6b But the mouth of the upright will deliver them.
Here is the glorious antithesis. The righteous man's mouth is the rescue party. The pronoun "them" refers to the intended victims of the wicked. When the wicked spring their verbal trap, the upright man speaks, and the trap is broken. How does this happen? It happens through the courageous application of truth. The upright man might speak a word of warning to the potential victim. He might speak a word of rebuke to the wicked man himself. He might speak a word of clarification to those who have been deceived by the slander. His speech is not passive; it is active and powerful. It is a deliverer. This is because the upright man's words are backed by a heart that loves justice, mercy, and truth. He is not trying to gain an advantage for himself. He is stewarding his words for the good of his neighbor and the glory of God. Where the wicked man's words create chaos and destruction, the upright man's words bring order, clarity, and life.
Application
This proverb should land on us with real weight. It forces us to conduct an audit of our own speech. We must not think that the "wicked" here are only the villains in a movie. The temptation to use words to "lie in wait" is a common one. When we engage in backbiting gossip to make ourselves look better, we are setting a small-scale ambush. When we use subtle insinuation to damage a rival's reputation at work, we are lying in wait. When we flatter our superiors for personal gain, we are laying a snare. These are the seeds of murder, as Jesus taught in the Sermon on the Mount. We must repent of every instance where our words have been instruments of destruction rather than deliverance.

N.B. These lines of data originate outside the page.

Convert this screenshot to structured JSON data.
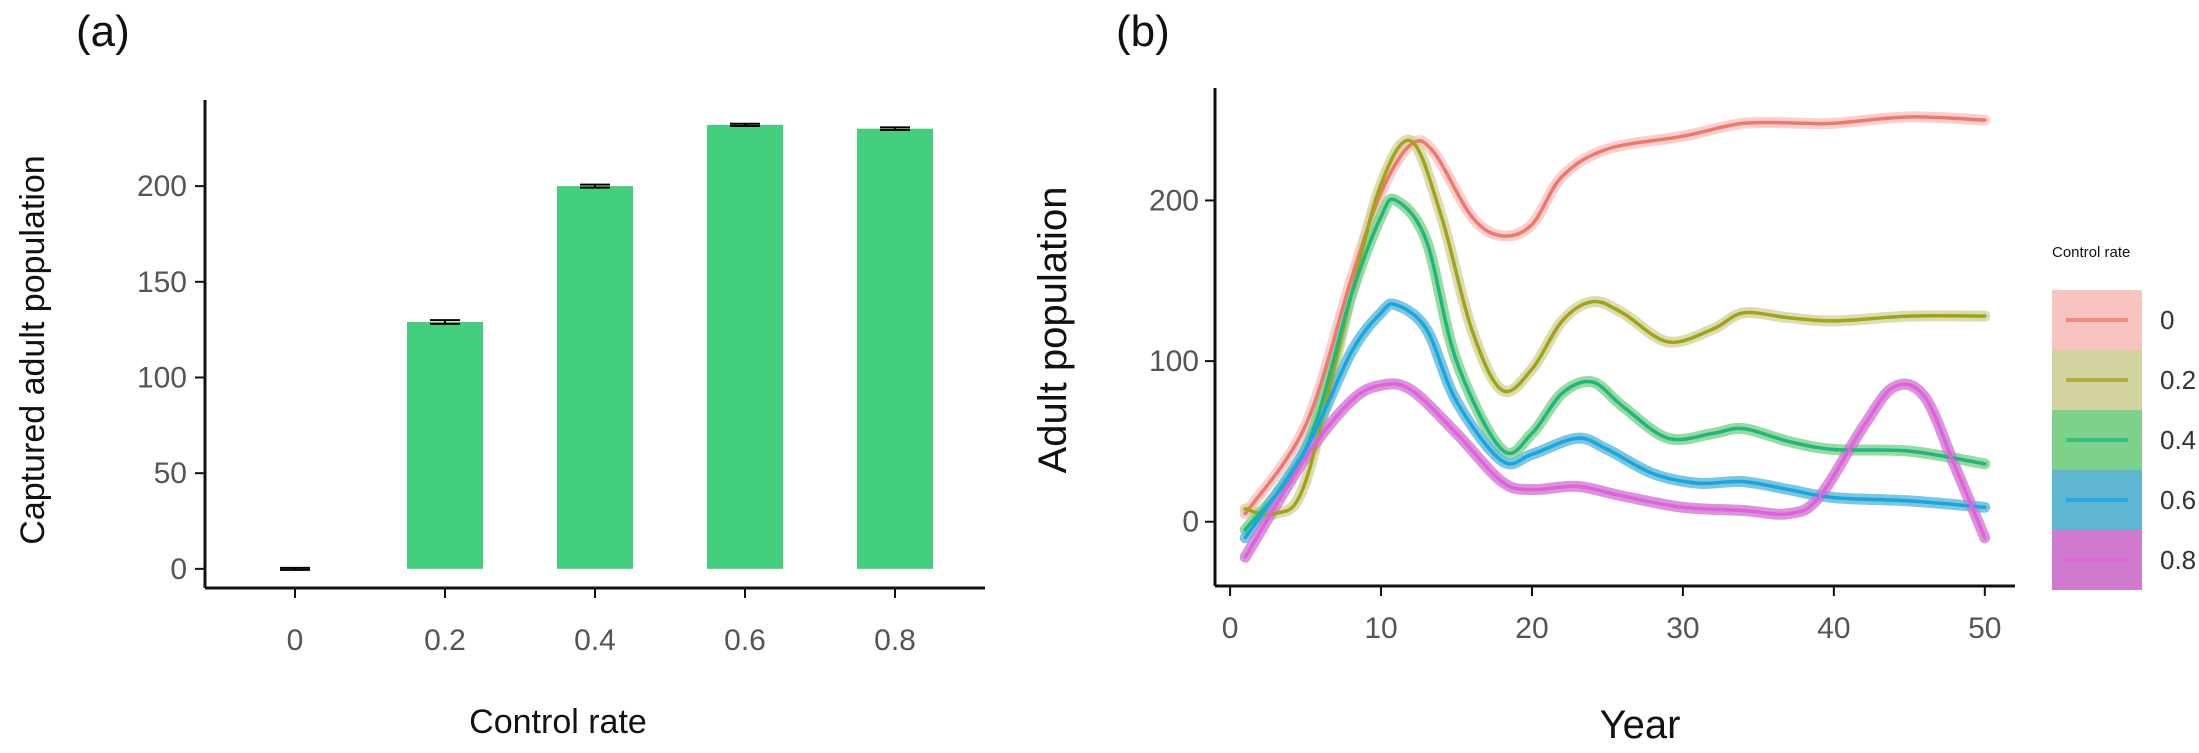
{
  "chart_data": [
    {
      "panel": "(a)",
      "type": "bar",
      "xlabel": "Control rate",
      "ylabel": "Captured adult population",
      "categories": [
        "0",
        "0.2",
        "0.4",
        "0.6",
        "0.8"
      ],
      "values": [
        0,
        129,
        200,
        232,
        230
      ],
      "errors": [
        0.5,
        1.0,
        0.8,
        0.6,
        0.7
      ],
      "ylim": [
        -10,
        245
      ],
      "yticks": [
        0,
        50,
        100,
        150,
        200
      ],
      "colors": {
        "bar": "#44CF7E",
        "error": "#000000"
      }
    },
    {
      "panel": "(b)",
      "type": "line",
      "xlabel": "Year",
      "ylabel": "Adult population",
      "xlim": [
        -1,
        52
      ],
      "ylim": [
        -40,
        270
      ],
      "xticks": [
        0,
        10,
        20,
        30,
        40,
        50
      ],
      "yticks": [
        0,
        100,
        200
      ],
      "legend": {
        "title": "Control rate",
        "position": "right"
      },
      "series": [
        {
          "name": "0",
          "color": "#F0776C",
          "band": "#F8C4C0",
          "points": [
            [
              1,
              5
            ],
            [
              5,
              60
            ],
            [
              8,
              150
            ],
            [
              10,
              205
            ],
            [
              12,
              235
            ],
            [
              13.5,
              230
            ],
            [
              16,
              190
            ],
            [
              18,
              178
            ],
            [
              20,
              185
            ],
            [
              22,
              215
            ],
            [
              25,
              232
            ],
            [
              30,
              240
            ],
            [
              34,
              248
            ],
            [
              38,
              248
            ],
            [
              40,
              248
            ],
            [
              45,
              252
            ],
            [
              50,
              250
            ]
          ]
        },
        {
          "name": "0.2",
          "color": "#A3A318",
          "band": "#D3D3A0",
          "points": [
            [
              1,
              8
            ],
            [
              3,
              5
            ],
            [
              5,
              25
            ],
            [
              8,
              140
            ],
            [
              10,
              210
            ],
            [
              12,
              237
            ],
            [
              14,
              190
            ],
            [
              16,
              120
            ],
            [
              18,
              82
            ],
            [
              20,
              95
            ],
            [
              22,
              125
            ],
            [
              24,
              137
            ],
            [
              26,
              130
            ],
            [
              29,
              112
            ],
            [
              32,
              120
            ],
            [
              34,
              130
            ],
            [
              37,
              127
            ],
            [
              40,
              125
            ],
            [
              45,
              128
            ],
            [
              50,
              128
            ]
          ]
        },
        {
          "name": "0.4",
          "color": "#1DB87E",
          "band": "#7ED18A",
          "points": [
            [
              1,
              -5
            ],
            [
              5,
              45
            ],
            [
              8,
              140
            ],
            [
              10,
              190
            ],
            [
              11,
              200
            ],
            [
              13,
              175
            ],
            [
              15,
              100
            ],
            [
              18,
              45
            ],
            [
              20,
              55
            ],
            [
              22,
              80
            ],
            [
              24,
              87
            ],
            [
              26,
              72
            ],
            [
              29,
              52
            ],
            [
              32,
              55
            ],
            [
              34,
              58
            ],
            [
              37,
              50
            ],
            [
              40,
              45
            ],
            [
              45,
              44
            ],
            [
              50,
              36
            ]
          ]
        },
        {
          "name": "0.6",
          "color": "#12A8E8",
          "band": "#5FB6D3",
          "points": [
            [
              1,
              -10
            ],
            [
              5,
              45
            ],
            [
              8,
              105
            ],
            [
              10,
              130
            ],
            [
              11,
              135
            ],
            [
              13,
              120
            ],
            [
              15,
              75
            ],
            [
              18,
              38
            ],
            [
              20,
              42
            ],
            [
              23,
              52
            ],
            [
              25,
              45
            ],
            [
              28,
              30
            ],
            [
              31,
              24
            ],
            [
              34,
              25
            ],
            [
              37,
              20
            ],
            [
              40,
              15
            ],
            [
              45,
              13
            ],
            [
              50,
              9
            ]
          ]
        },
        {
          "name": "0.8",
          "color": "#E45FE0",
          "band": "#D07ACF",
          "points": [
            [
              1,
              -22
            ],
            [
              5,
              40
            ],
            [
              8,
              75
            ],
            [
              10,
              85
            ],
            [
              12,
              82
            ],
            [
              15,
              55
            ],
            [
              18,
              25
            ],
            [
              20,
              20
            ],
            [
              23,
              22
            ],
            [
              26,
              16
            ],
            [
              30,
              9
            ],
            [
              34,
              7
            ],
            [
              37,
              5
            ],
            [
              39,
              15
            ],
            [
              42,
              60
            ],
            [
              44,
              84
            ],
            [
              46,
              78
            ],
            [
              48,
              35
            ],
            [
              50,
              -10
            ]
          ]
        }
      ]
    }
  ]
}
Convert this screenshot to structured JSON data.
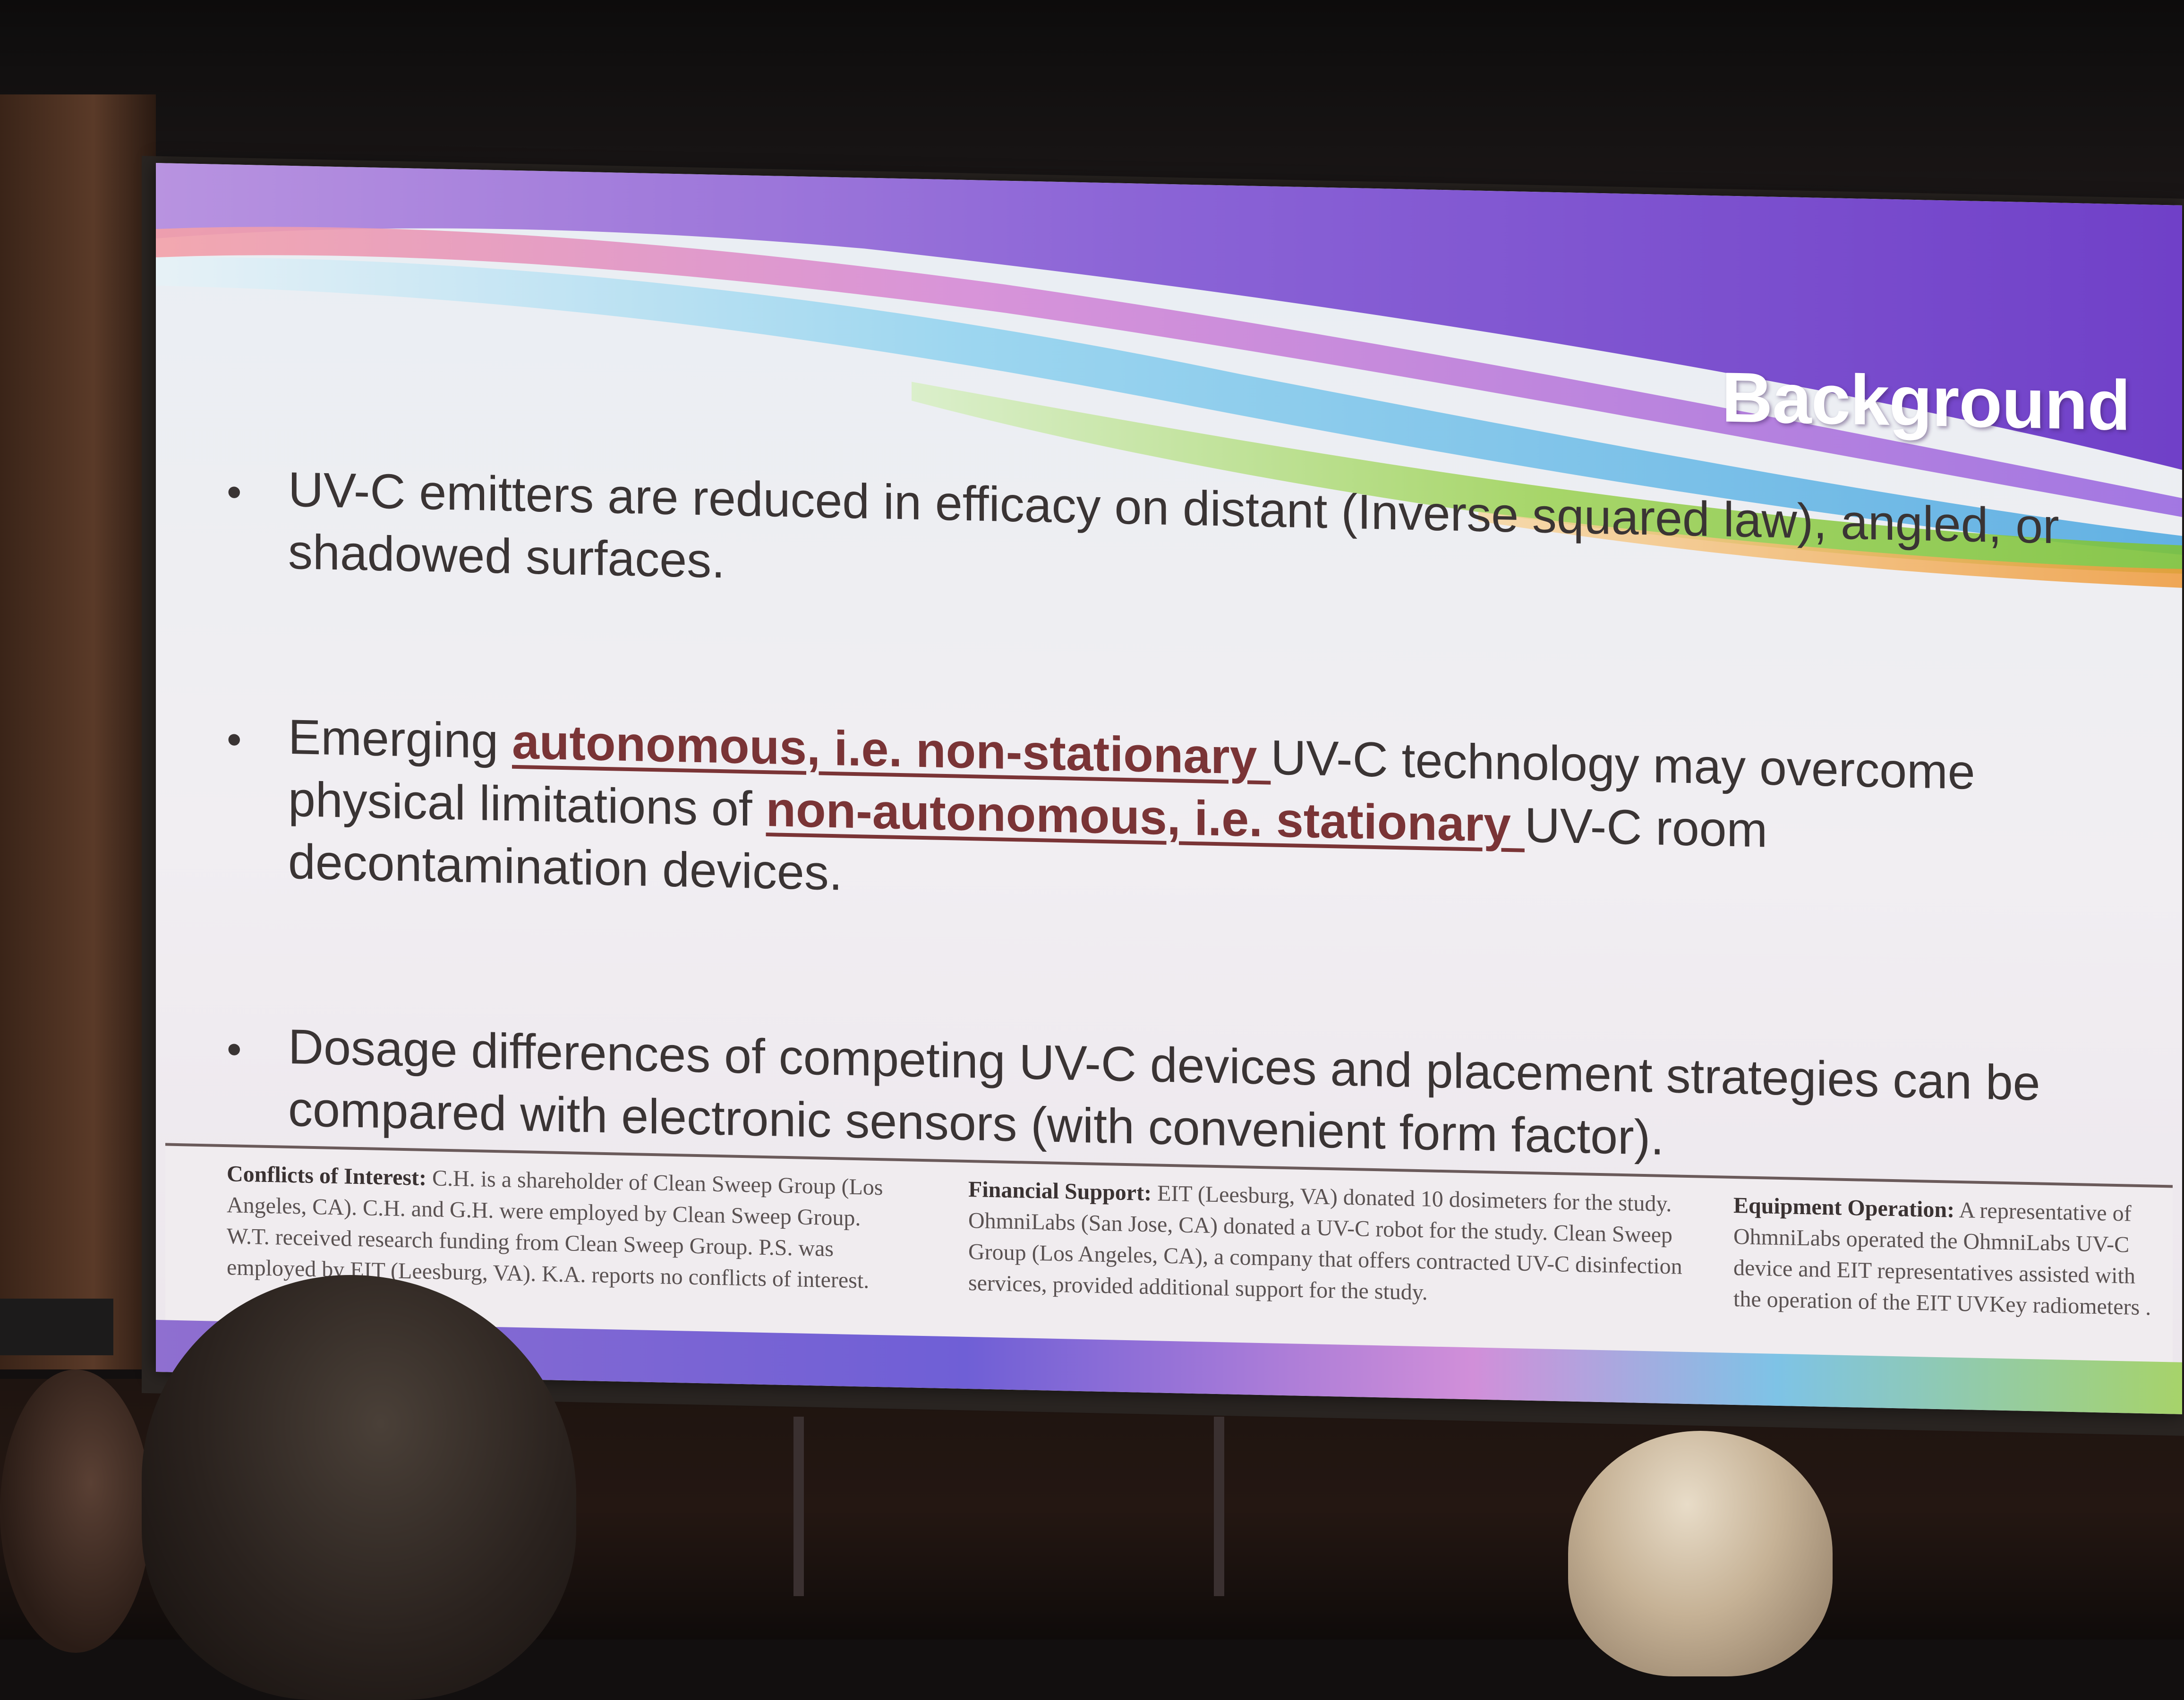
{
  "slide": {
    "title": "Background",
    "bullets": [
      {
        "parts": [
          {
            "text": "UV-C emitters are reduced in efficacy on distant (Inverse squared law), angled, or shadowed surfaces.",
            "emphasis": false
          }
        ]
      },
      {
        "parts": [
          {
            "text": "Emerging ",
            "emphasis": false
          },
          {
            "text": "autonomous, i.e. non-stationary ",
            "emphasis": true
          },
          {
            "text": "UV-C technology may overcome physical limitations of ",
            "emphasis": false
          },
          {
            "text": "non-autonomous, i.e. stationary ",
            "emphasis": true
          },
          {
            "text": "UV-C room decontamination devices.",
            "emphasis": false
          }
        ]
      },
      {
        "parts": [
          {
            "text": "Dosage differences of competing UV-C devices and placement strategies can be compared with electronic sensors (with convenient form factor).",
            "emphasis": false
          }
        ]
      }
    ],
    "footer": {
      "conflicts": {
        "heading": "Conflicts of Interest:",
        "text": " C.H. is a shareholder of Clean Sweep Group (Los Angeles, CA). C.H. and G.H. were employed by Clean Sweep Group. W.T. received research funding from Clean Sweep Group. P.S. was employed by EIT (Leesburg, VA). K.A. reports no conflicts of interest."
      },
      "financial": {
        "heading": "Financial Support:",
        "text": " EIT (Leesburg, VA) donated 10 dosimeters for the study. OhmniLabs (San Jose, CA) donated a UV-C robot for the study. Clean Sweep Group (Los Angeles, CA), a company that offers contracted UV-C disinfection services, provided additional support for the study."
      },
      "equipment": {
        "heading": "Equipment Operation:",
        "text": " A representative of OhmniLabs operated the OhmniLabs UV-C device and EIT representatives assisted with the operation of the EIT UVKey radiometers ."
      }
    }
  },
  "colors": {
    "emphasis": "#7a3436",
    "body_text": "#3a3434",
    "title_text": "#ffffff"
  }
}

On the other hand, we are called to cultivate the speech of the upright. This requires courage. It is often easier to remain silent when someone is being slandered. It takes guts to speak up and defend the innocent, to bring clarity to a confused situation, or to offer a gentle rebuke. But this is precisely what righteousness demands. We are to be agents of deliverance, and our mouths are one of the primary tools God has given us for this task. We should pray that God would make us men and women whose words are like a well-timed rescue, bringing life and liberty to those ensnared by the lies of the wicked.
Ultimately, this proverb points us to Christ. He is the ultimate victim of the words of the wicked that lay in wait for blood. The Pharisees, the false witnesses, the shouting mob, all laid a verbal ambush that led to His crucifixion. Their words were the epitome of murderous deceit. But He is also the ultimate Upright One, whose mouth delivers us. Through the foolishness of the preached word, the gospel, He delivers us from the ambush of the devil, the snare of sin, and the penalty of death. His mouth spoke the words, "It is finished," and by that word, He delivered all who trust in Him. He is the great Deliverer, and it is only by His grace that our mouths can cease to be instruments of ambush and begin to be instruments of that same deliverance.